The bank, which reported its first set of earnings under new CEO Sashidhar Jagdishan, reported steady asset quality. 

A customer exits an HDFC Bank Ltd. branch in Mumbai, India. (Photographer: Dhiraj Singh/Bloomberg)
A customer exits an HDFC Bank Ltd. branch in Mumbai, India. (Photographer: Dhiraj Singh/Bloomberg)

Private sector lender HDFC Bank Ltd saw its net profit rise by 18% over a year ago in the December-ended quarter, as net interest income improved and provisions remained modest. Earnings for the December-ended quarter are the first under new chief executive officer Sashidhar Jagdishan.

HDFC Bank’s net profit in the October-December period stood at Rs 8,758.3 crore, as compared with a profit of Rs 7,416 crore a year ago. Analysts polled by Bloomberg had estimated that HDFC Bank’s third quarter net profit at Rs 7,641 crore.

Net interest income, or core income of the bank, rose 15% year-on-year to Rs 16,317.6 crore. Analysts had projected the core income at Rs 15,400 crore. The net interest margin for the quarter stood at 4.2%. Other income during the quarter rose 31.3% to Rs 7,443.2 crore.

The bank’s asset quality was steady in the third quarter, with gross non-performing asset ratio at 0.81% as compared with 1.08% as on September 30. The net NPA ratio improved to 0.09%, down 8 basis points on a sequential basis.

The pro forma gross NPA ratio, which precludes the impact from the Supreme Court’s interim stay on bad loan classification, stood at 1.38% at the end of December 2020, compared to 1.37% in the previous quarter.
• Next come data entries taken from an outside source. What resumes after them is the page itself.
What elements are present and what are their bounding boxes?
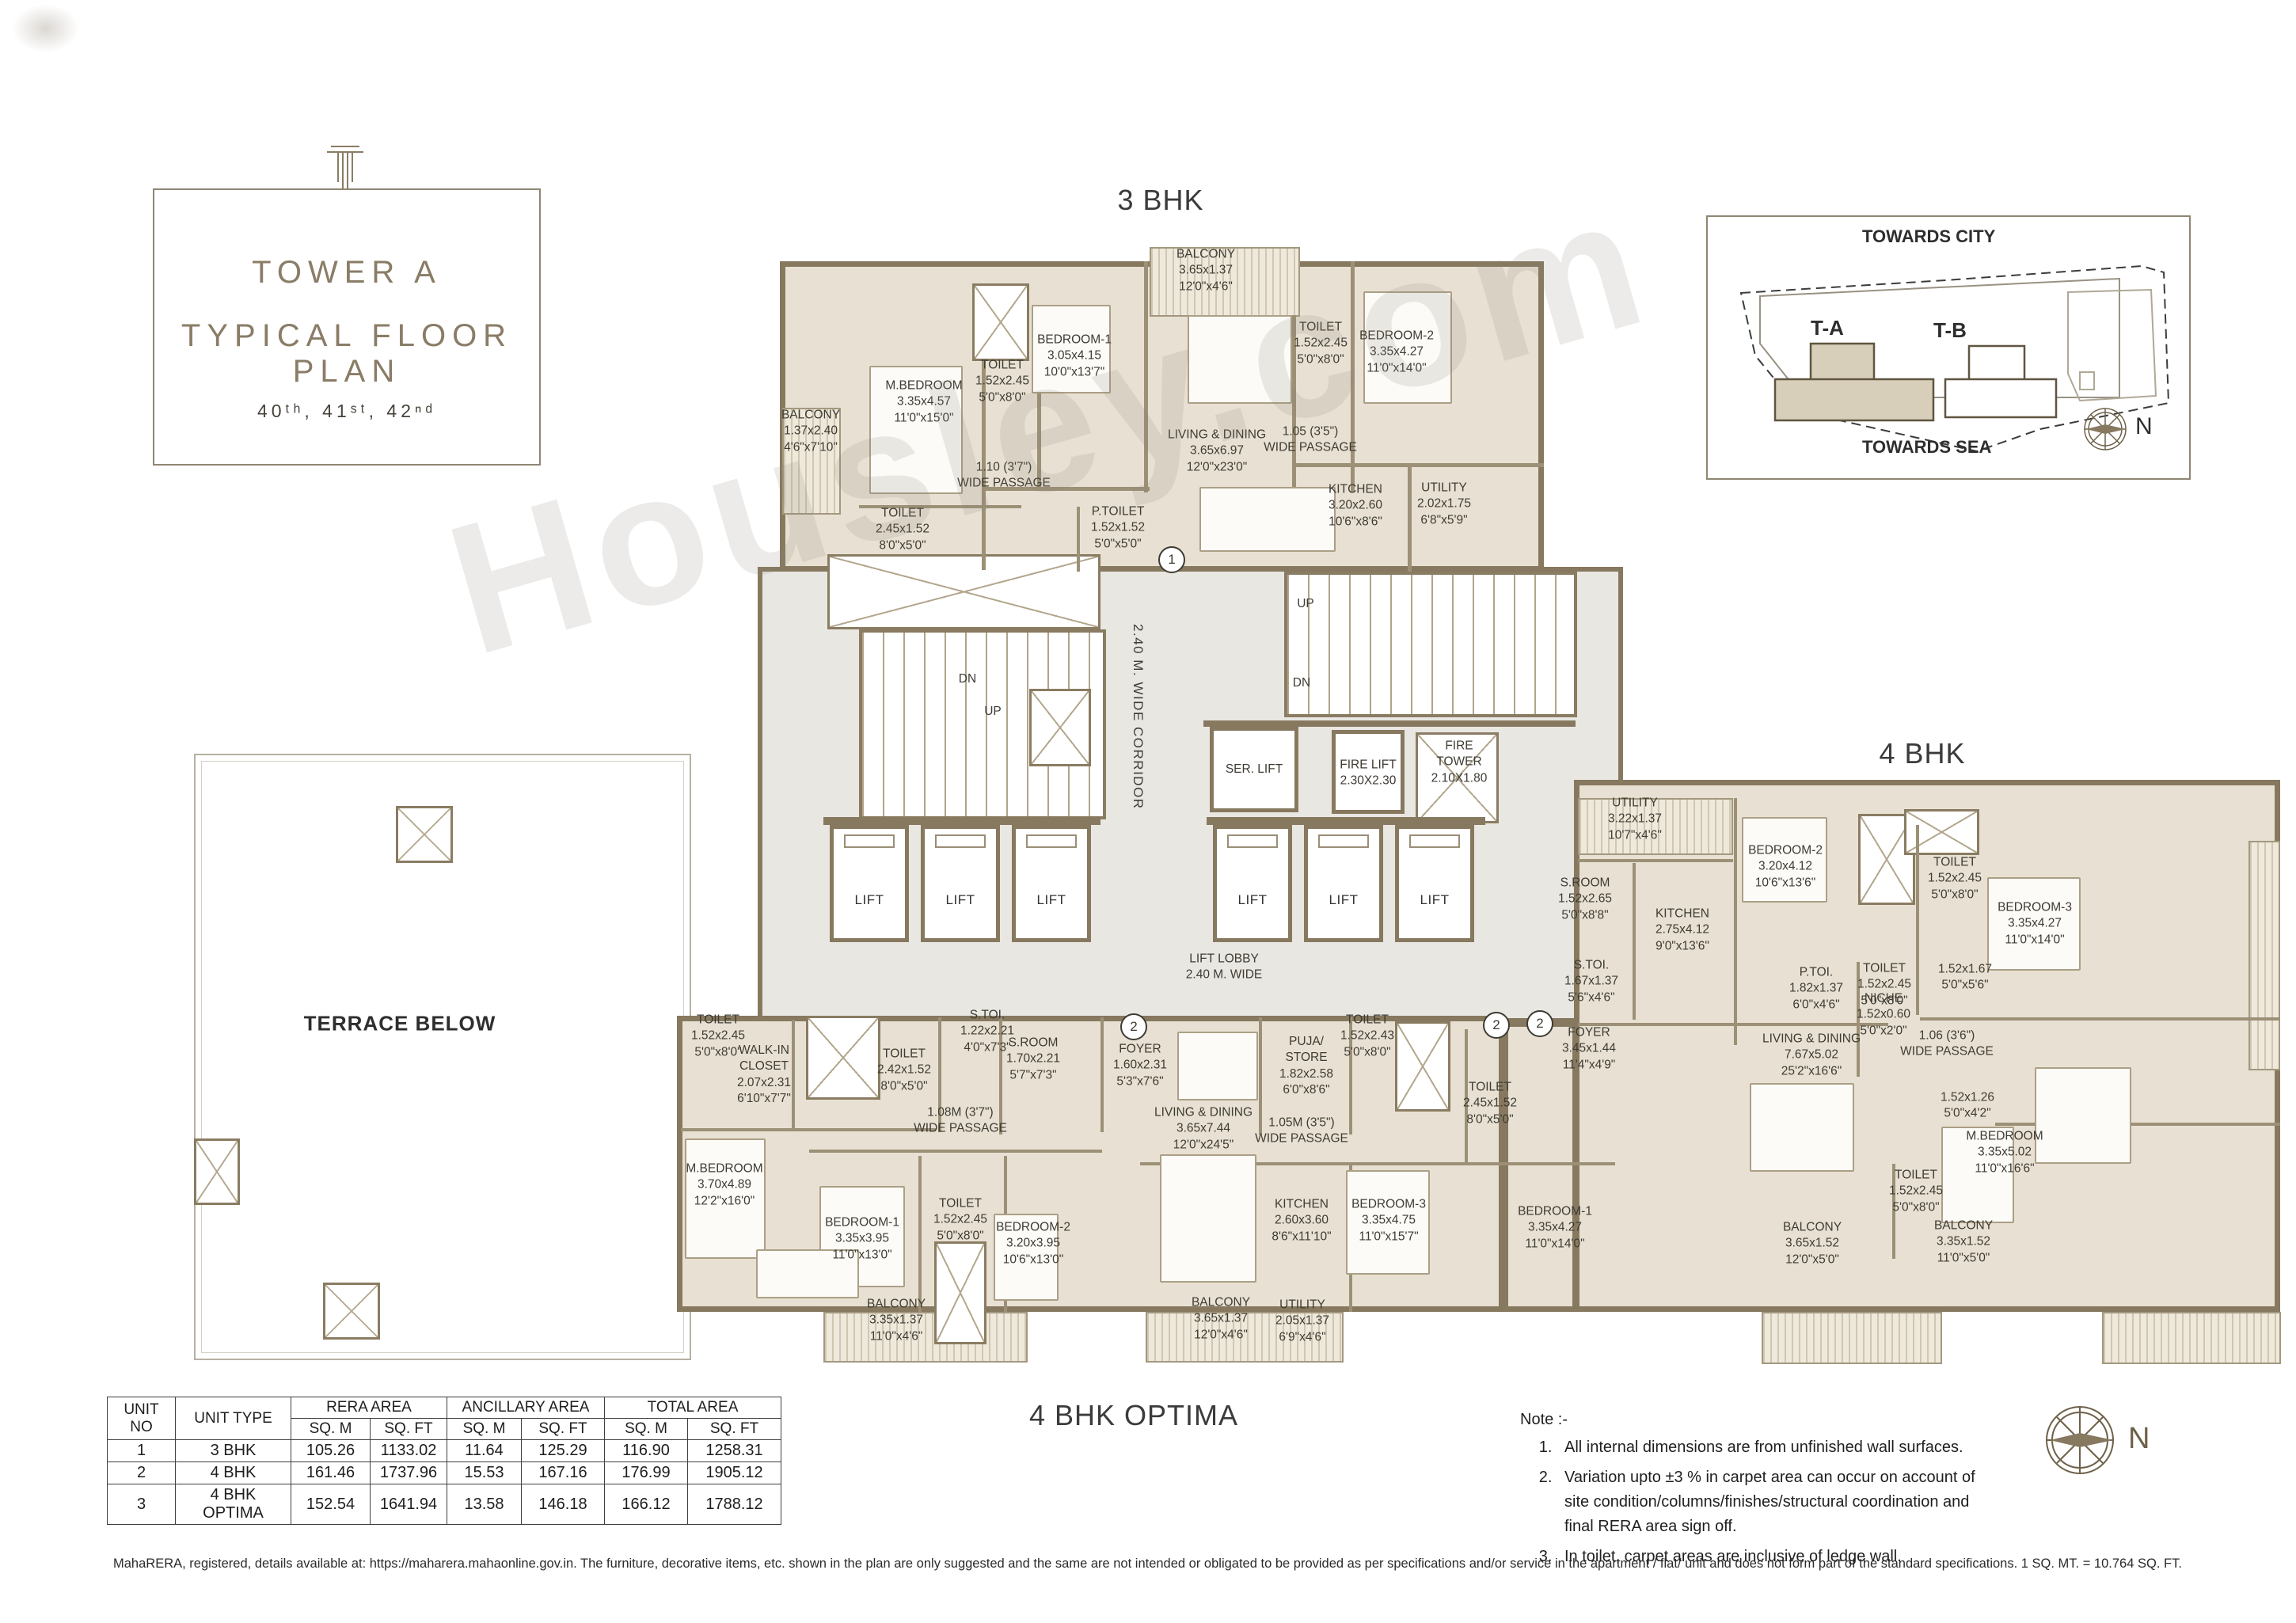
col-sqm: SQ. M: [291, 1419, 371, 1440]
shaft: [1416, 732, 1499, 823]
wall: [1077, 507, 1080, 572]
cell: 125.29: [522, 1440, 605, 1462]
lift-label: LIFT: [1037, 892, 1066, 908]
cell: 1258.31: [688, 1440, 781, 1462]
col-total: TOTAL AREA: [605, 1397, 781, 1419]
cell: 1788.12: [688, 1484, 781, 1525]
wall: [1892, 1164, 1895, 1259]
disclaimer: MahaRERA, registered, details available …: [113, 1556, 2286, 1572]
lift-shaft: LIFT: [1213, 825, 1292, 942]
wall: [1408, 463, 1412, 572]
notes-block: Note :- All internal dimensions are from…: [1520, 1411, 1975, 1575]
cell: 161.46: [291, 1462, 371, 1484]
table-row: 1 3 BHK 105.26 1133.02 11.64 125.29 116.…: [108, 1440, 781, 1462]
col-sqft: SQ. FT: [371, 1419, 447, 1440]
note-item: Variation upto ±3 % in carpet area can o…: [1557, 1465, 1975, 1539]
cell: 1737.96: [371, 1462, 447, 1484]
table-row: 2 4 BHK 161.46 1737.96 15.53 167.16 176.…: [108, 1462, 781, 1484]
wall: [792, 1020, 795, 1131]
notes-title: Note :-: [1520, 1411, 1975, 1429]
wall: [1857, 962, 1860, 1077]
balcony-deck: [823, 1312, 1028, 1363]
corridor-label: 2.40 M. WIDE CORRIDOR: [1130, 624, 1146, 810]
cell: 4 BHK OPTIMA: [176, 1484, 291, 1525]
lift-shaft: LIFT: [921, 825, 1000, 942]
cell: 116.90: [605, 1440, 688, 1462]
furniture: [1742, 817, 1827, 903]
cell: 1: [108, 1440, 176, 1462]
cell: 4 BHK: [176, 1462, 291, 1484]
wall: [1207, 817, 1485, 825]
heading-3bhk: 3 BHK: [1117, 184, 1203, 217]
balcony-deck: [782, 408, 841, 515]
col-sqm: SQ. M: [605, 1419, 688, 1440]
col-ancillary: ANCILLARY AREA: [447, 1397, 605, 1419]
furniture: [1032, 305, 1111, 393]
wall: [1144, 261, 1148, 492]
wall: [982, 487, 1150, 491]
lift-shaft: LIFT: [1304, 825, 1383, 942]
furniture: [2035, 1067, 2131, 1164]
wall: [938, 1017, 941, 1132]
lift-label: LIFT: [1238, 892, 1268, 908]
furniture: [1987, 877, 2081, 971]
col-sqft: SQ. FT: [522, 1419, 605, 1440]
wall: [999, 1017, 1002, 1135]
furniture: [1363, 291, 1452, 404]
balcony-deck: [1150, 247, 1300, 317]
shaft: [806, 1016, 880, 1100]
wall: [1916, 825, 1919, 1015]
col-rera: RERA AREA: [291, 1397, 447, 1419]
cell: 3 BHK: [176, 1440, 291, 1462]
unit-marker: 2: [1526, 1010, 1553, 1037]
area-table: UNIT NO UNIT TYPE RERA AREA ANCILLARY AR…: [107, 1397, 781, 1525]
shaft: [396, 806, 453, 863]
lift-label: LIFT: [946, 892, 975, 908]
col-sqm: SQ. M: [447, 1419, 522, 1440]
shaft: [194, 1138, 240, 1205]
cell: 2: [108, 1462, 176, 1484]
terrace-label: TERRACE BELOW: [304, 1012, 496, 1036]
shaft: [1395, 1021, 1450, 1112]
wall: [681, 1128, 936, 1131]
shaft: [972, 283, 1029, 361]
wall: [1734, 798, 1737, 1045]
shaft: [934, 1241, 986, 1344]
cell: 1133.02: [371, 1440, 447, 1462]
wall: [1578, 859, 1733, 862]
service-lift-box: [1332, 730, 1405, 814]
heading-4bhk: 4 BHK: [1879, 737, 1965, 770]
lift-label: LIFT: [1420, 892, 1450, 908]
furniture: [1941, 1127, 2014, 1223]
cell: 3: [108, 1484, 176, 1525]
furniture: [756, 1249, 859, 1298]
col-sqft: SQ. FT: [688, 1419, 781, 1440]
cell: 15.53: [447, 1462, 522, 1484]
cell: 176.99: [605, 1462, 688, 1484]
cell: 11.64: [447, 1440, 522, 1462]
floor-plan-sheet: TOWER A TYPICAL FLOOR PLAN 40ᵗʰ, 41ˢᵗ, 4…: [0, 0, 2296, 1623]
wall: [982, 360, 986, 570]
cell: 1641.94: [371, 1484, 447, 1525]
wall: [1578, 1023, 1888, 1026]
furniture: [1160, 1154, 1256, 1283]
balcony-deck: [2248, 841, 2280, 1070]
note-item: All internal dimensions are from unfinis…: [1557, 1435, 1975, 1460]
balcony-deck: [1146, 1312, 1344, 1363]
lift-label: LIFT: [1329, 892, 1359, 908]
wall: [1499, 1021, 1508, 1312]
furniture: [1750, 1083, 1854, 1172]
wall: [1349, 1017, 1352, 1135]
furniture: [685, 1138, 766, 1259]
lift-shaft: LIFT: [1395, 825, 1474, 942]
table-row: 3 4 BHK OPTIMA 152.54 1641.94 13.58 146.…: [108, 1484, 781, 1525]
cell: 1905.12: [688, 1462, 781, 1484]
furniture: [1199, 487, 1336, 552]
cell: 167.16: [522, 1462, 605, 1484]
heading-4bhk-optima: 4 BHK OPTIMA: [1029, 1399, 1238, 1432]
wall: [1465, 1029, 1468, 1162]
col-unit-no: UNIT NO: [108, 1397, 176, 1440]
cell: 152.54: [291, 1484, 371, 1525]
lift-label: LIFT: [855, 892, 884, 908]
balcony-deck: [1578, 798, 1733, 855]
service-lift-box: [1210, 727, 1298, 812]
lift-shaft: LIFT: [1012, 825, 1091, 942]
unit-4bhk-annex-area: [1499, 1021, 1578, 1312]
wall: [1259, 1017, 1262, 1135]
cell: 166.12: [605, 1484, 688, 1525]
cell: 146.18: [522, 1484, 605, 1525]
cell: 105.26: [291, 1440, 371, 1462]
unit-marker: 1: [1158, 546, 1185, 573]
furniture: [1188, 315, 1292, 404]
wall: [918, 1156, 922, 1312]
col-unit-type: UNIT TYPE: [176, 1397, 291, 1440]
wall: [1633, 863, 1636, 1020]
lift-shaft: LIFT: [830, 825, 909, 942]
balcony-deck: [1762, 1312, 1942, 1364]
wall: [823, 817, 1100, 825]
furniture: [1177, 1032, 1258, 1100]
wall: [1100, 1017, 1104, 1132]
shaft: [827, 554, 1100, 629]
staircase-right: [1284, 572, 1577, 717]
compass: N: [2043, 1403, 2169, 1478]
furniture: [869, 366, 963, 494]
wall: [1292, 463, 1544, 467]
shaft: [1029, 689, 1091, 766]
balcony-deck: [2102, 1312, 2281, 1364]
furniture: [994, 1214, 1059, 1301]
wall: [1203, 720, 1576, 727]
north-label: N: [2128, 1422, 2150, 1456]
cell: 13.58: [447, 1484, 522, 1525]
wall: [859, 505, 1021, 508]
unit-marker: 2: [1483, 1012, 1510, 1039]
floor-plan: TERRACE BELOW 2.40 M. WIDE CORRIDOR 3 BH…: [0, 0, 2296, 1623]
wall: [809, 1150, 1102, 1153]
shaft: [323, 1283, 380, 1340]
wall: [1351, 261, 1355, 492]
furniture: [1346, 1170, 1430, 1275]
wall: [1920, 1017, 2280, 1021]
unit-marker: 2: [1120, 1013, 1147, 1040]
The pro forma net NPA ratio stood at 0.40% compared to 0.35% last quarter.

The Supreme Court had barred banks and other financial institutions from classifying an account as NPA after August 31, until further orders. The pro-forma NPA number includes accounts which should have been NPA but have not been classified as such.

Provisions for the quarter stood at Rs 3,414 crore as compared to Rs 3,703.5 crore in the July-September period and Rs 3,043 crore during the same period last year. Analysts had projected the figure at Rs 4,589 crore.

Advances And Deposits

Advances during the quarter rose 15.6% year-on-year to Rs 10.82 lakh crore. The growth on a sequential basis stood at 4%.
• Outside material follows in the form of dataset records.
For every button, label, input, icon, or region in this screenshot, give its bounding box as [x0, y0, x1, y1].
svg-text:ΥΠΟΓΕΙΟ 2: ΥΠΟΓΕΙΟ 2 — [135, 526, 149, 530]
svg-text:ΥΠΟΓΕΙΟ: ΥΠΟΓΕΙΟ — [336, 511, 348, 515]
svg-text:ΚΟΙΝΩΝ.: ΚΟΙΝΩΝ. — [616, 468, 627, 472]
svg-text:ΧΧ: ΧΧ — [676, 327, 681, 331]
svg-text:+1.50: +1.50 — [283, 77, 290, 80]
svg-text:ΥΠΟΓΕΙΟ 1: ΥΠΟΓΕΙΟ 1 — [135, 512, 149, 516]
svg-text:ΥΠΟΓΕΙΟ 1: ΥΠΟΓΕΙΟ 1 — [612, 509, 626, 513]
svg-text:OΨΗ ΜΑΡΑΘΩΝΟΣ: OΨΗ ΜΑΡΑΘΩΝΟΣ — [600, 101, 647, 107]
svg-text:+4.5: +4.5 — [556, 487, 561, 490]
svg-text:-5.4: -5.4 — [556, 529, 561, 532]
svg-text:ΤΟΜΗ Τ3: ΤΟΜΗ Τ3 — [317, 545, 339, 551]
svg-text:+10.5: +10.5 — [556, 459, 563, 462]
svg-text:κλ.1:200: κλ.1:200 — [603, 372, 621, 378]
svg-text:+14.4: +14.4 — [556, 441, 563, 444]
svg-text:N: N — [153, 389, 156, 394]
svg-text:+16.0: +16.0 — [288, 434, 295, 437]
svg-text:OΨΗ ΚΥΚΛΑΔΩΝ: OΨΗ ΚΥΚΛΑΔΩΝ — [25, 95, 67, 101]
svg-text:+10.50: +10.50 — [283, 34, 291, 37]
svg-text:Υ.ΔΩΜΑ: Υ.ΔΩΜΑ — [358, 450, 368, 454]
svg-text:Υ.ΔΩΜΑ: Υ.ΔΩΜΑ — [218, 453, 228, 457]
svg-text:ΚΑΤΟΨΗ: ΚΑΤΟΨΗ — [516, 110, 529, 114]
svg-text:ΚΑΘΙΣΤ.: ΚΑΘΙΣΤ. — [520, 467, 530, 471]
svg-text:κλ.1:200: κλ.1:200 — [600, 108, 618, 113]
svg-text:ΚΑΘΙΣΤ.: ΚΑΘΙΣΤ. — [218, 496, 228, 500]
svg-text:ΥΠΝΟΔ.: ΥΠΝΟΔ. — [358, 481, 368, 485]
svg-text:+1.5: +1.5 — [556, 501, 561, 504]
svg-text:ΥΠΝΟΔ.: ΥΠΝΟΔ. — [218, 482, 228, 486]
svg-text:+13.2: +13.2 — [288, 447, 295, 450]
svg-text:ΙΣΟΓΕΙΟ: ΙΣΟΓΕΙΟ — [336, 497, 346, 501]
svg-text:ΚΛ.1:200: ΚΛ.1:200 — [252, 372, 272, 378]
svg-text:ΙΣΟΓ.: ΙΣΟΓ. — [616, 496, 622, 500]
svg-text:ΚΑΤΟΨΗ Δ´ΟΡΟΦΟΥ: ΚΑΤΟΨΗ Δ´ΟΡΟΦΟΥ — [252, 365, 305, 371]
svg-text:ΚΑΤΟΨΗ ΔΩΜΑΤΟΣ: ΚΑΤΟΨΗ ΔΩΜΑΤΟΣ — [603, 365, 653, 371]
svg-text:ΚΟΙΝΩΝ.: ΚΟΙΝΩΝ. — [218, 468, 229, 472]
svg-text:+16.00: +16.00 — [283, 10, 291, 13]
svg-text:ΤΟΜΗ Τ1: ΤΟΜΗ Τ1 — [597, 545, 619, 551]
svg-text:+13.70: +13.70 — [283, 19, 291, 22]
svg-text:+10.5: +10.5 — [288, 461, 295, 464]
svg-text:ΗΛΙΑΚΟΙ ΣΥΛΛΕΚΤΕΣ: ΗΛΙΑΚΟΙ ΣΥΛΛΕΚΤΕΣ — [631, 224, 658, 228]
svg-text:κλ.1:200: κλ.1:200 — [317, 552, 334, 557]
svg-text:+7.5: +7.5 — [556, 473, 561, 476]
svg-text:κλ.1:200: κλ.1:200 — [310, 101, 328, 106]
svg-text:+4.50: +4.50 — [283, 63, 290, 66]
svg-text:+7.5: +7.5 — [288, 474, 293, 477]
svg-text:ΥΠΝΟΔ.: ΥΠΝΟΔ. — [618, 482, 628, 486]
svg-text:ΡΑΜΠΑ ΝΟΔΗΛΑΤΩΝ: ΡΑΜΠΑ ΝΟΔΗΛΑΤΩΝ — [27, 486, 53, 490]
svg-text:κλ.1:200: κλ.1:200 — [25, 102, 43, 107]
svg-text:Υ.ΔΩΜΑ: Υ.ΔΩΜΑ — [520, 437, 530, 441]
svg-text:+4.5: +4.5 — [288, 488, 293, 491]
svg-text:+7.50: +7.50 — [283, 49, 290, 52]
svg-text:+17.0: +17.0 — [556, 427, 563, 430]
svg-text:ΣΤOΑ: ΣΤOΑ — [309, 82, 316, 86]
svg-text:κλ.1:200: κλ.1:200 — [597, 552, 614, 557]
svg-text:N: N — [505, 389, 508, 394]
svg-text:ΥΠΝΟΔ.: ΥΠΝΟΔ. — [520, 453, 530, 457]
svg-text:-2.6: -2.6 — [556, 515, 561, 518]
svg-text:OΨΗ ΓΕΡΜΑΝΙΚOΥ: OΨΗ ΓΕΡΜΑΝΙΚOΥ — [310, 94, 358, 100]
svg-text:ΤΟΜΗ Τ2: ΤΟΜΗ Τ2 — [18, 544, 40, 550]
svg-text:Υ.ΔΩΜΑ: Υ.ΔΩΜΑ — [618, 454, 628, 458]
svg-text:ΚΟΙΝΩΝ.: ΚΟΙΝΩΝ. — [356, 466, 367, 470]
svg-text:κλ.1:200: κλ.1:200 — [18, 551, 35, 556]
Domestic retail loans grew 5.2% while domestic wholesale loans grew 25%.

Deposits for the same period rose 19% from last year to Rs 12.7 lakh crore.Deposits rose 3% as compared to the July-September period. The CASA ratio, which is the share of low cost current account and savings account deposits, for the bank stood at 43% as compared to 41.6% in the previous quarter and 39.5% during the same period last year.
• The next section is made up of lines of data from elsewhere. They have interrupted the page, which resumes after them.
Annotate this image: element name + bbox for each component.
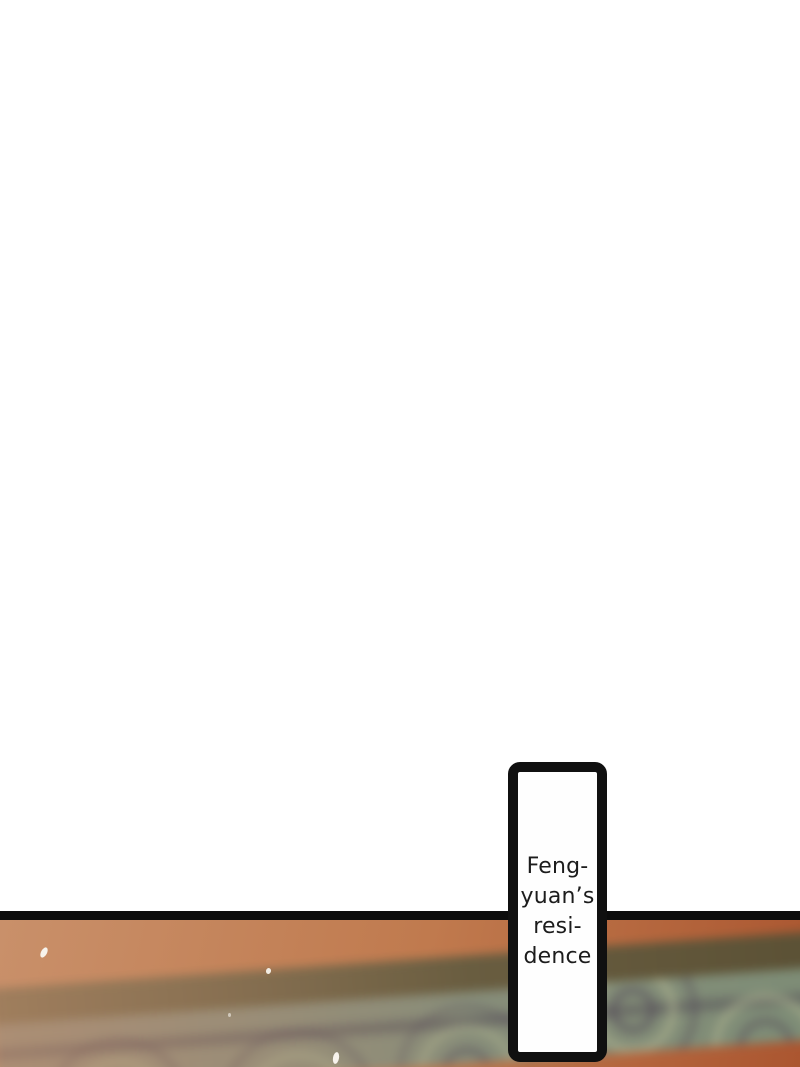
panel-divider-line xyxy=(0,911,800,920)
caption-line: dence xyxy=(518,942,597,972)
caption-line: yuan’s xyxy=(518,882,597,912)
caption-line: resi- xyxy=(518,912,597,942)
comic-page: Feng- yuan’s resi- dence xyxy=(0,0,800,1067)
location-caption-box: Feng- yuan’s resi- dence xyxy=(508,762,607,1062)
blank-gutter xyxy=(0,0,800,911)
bottom-panel xyxy=(0,920,800,1067)
caption-line: Feng- xyxy=(518,852,597,882)
petal-speck xyxy=(228,1013,231,1017)
petal-speck xyxy=(39,946,49,959)
painted-beam-photo xyxy=(0,931,800,1067)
HDB Financial Asset Quality Deteriorates

While the bank maintained its asset quality, non-bank subsidiary HDB Financial saw asset quality deteriorate and reported a post-tax loss due to increased provisions.

Post-tax loss for the unit stood at Rs 44.3 crore for the December ended quarter compared to a profit of Rs 216.7 crore last year.

The pro forma gross NPA ratio for HDB Financial rose to 5.9% as of December 2020 compared to 5.1% as of September 2020 and 2.9% as of December 2019. Provisions and contingencies at Rs 818.8 crore.

The NBFC continued to go slow on expanding its balance sheet. The total loan book was Rs 57,710 crore as on December 31, 2020 as against Rs 56,748 crore as of December 31, 2019.